Movement, language and music intersect in “Asphalt,” a collaboration between director/choreographer Jane Comfort, writer Carl Rux Hancock, DJ Spooky, and singer Toshi Reagon that premiered in January at New York’s Joyce Theater. The piece, which will be showing Friday, July 26 and Saturday, July 27, takes Comfort’s signature dance theater a step further into postmodern interdisciplinary performance. Comfort and her eight versatile dancers are known for a very flexible approach — their idea is that all physical expression is significant, and they incorporate everything from sign language to boxing.
In this current work, based on a short story by Hancock, a young disc jockey reconstructs his past and transcends his present through music. DJ Spooky, composer of the soundtrack for the critically acclaimed movie Slam and pioneer on the “illbient” scene, contributes the instrumental score. And Reagon, daughter of Bernice Johnson Reagon (founder of Sweet Honey in the Rock), lends luscious vocals to the mix.
West Coast dancer/choreographer Robert Moses and his company, Robert Moses’s KIN, will be making their East Coast debut with a collection of new works, Friday August 2 and Saturday, August 3. As ethnically varied and technically diverse as any troupe you’re likely to see, KIN represents Moses’s vision of dance as a way to expand on the concept of human connections, investigating the familial links between people of all races. In a recent piece, Moses invited several fellow choreographers to create dances for him, and then bridged them together into an “autobiography,” influenced — as all stories are — by the ideas and presences of other people and their respective aesthetic and cultural backgrounds.
As a dancer, Moses is known as a ferocious and fearless mover, who can transition effortlessly from being a virile, edgy male presence to blending in with his dancers to become a poetic and elliptical human form.

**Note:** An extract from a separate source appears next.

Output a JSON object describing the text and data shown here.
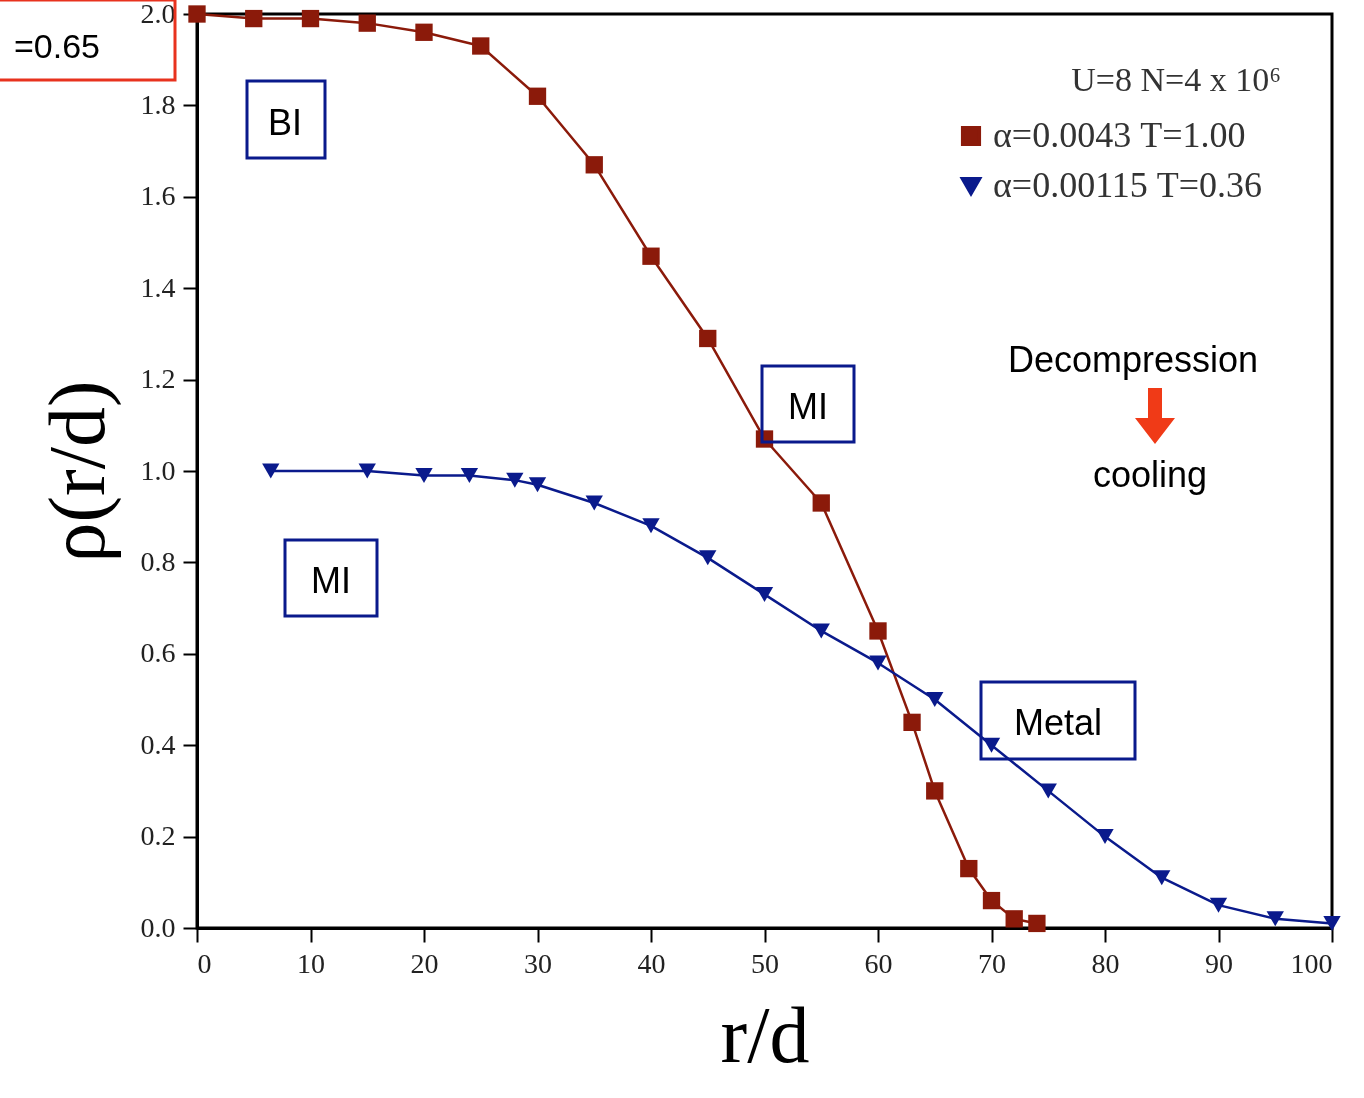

Japanese-born husband and wife team Eiko and Komaýhave been creating “living sculptures” in the United States and abroad since 1976. Forerunners of the synthesis between performance art/environmental art and dance, their site-specific pieces are often expressly political. Their new work, “Offering,” to be staged Sunday, August 4, outdoors on the Bates campus, makes comment on the pandemonium preceding and following the attack on the World Trade Center. Drawing on natural forms, and using their bodies as shapes, rather than as physicalized representations of individual consciousness, Eiko and Koma make work that is simultaneously lyrical, poignant, and painful: their vulnerability becomes a metaphor for the collective vulnerability of people living with violence.
Other festival highlights include faculty concerts on Saturday, July 20, Friday, August 9, and Saturday, August 10; pre-performance talks with New York Times dance critic and historian Suzanne Carbonneau; panel discussions on global exchange within the medium and a showing of student works. Also, festival accompanists Peter Jones, Tigger Benford, and others give a free concert of original and improvised music Tuesday, August 6.
So, though I didn’t realize it at the time, Rennie Harris Puremovement’s kinetic beauty and voracious appetites had a profound effect on me. At the end of my shift, after a couple of Bloody Marys and a nap, I recalled the way I’d felt in their presence before my schmelt-down. I’d forgotten my own temporary unhappiness, my aching feet, and the clown on table three who’d told me his entire breakfast order with a mouthful of cinnamon bun and then stiffed me on the tip. I knew that at some point I’d no longer have to wade through a thousand egg orders a week to support my real life, my other life. May that day come soon.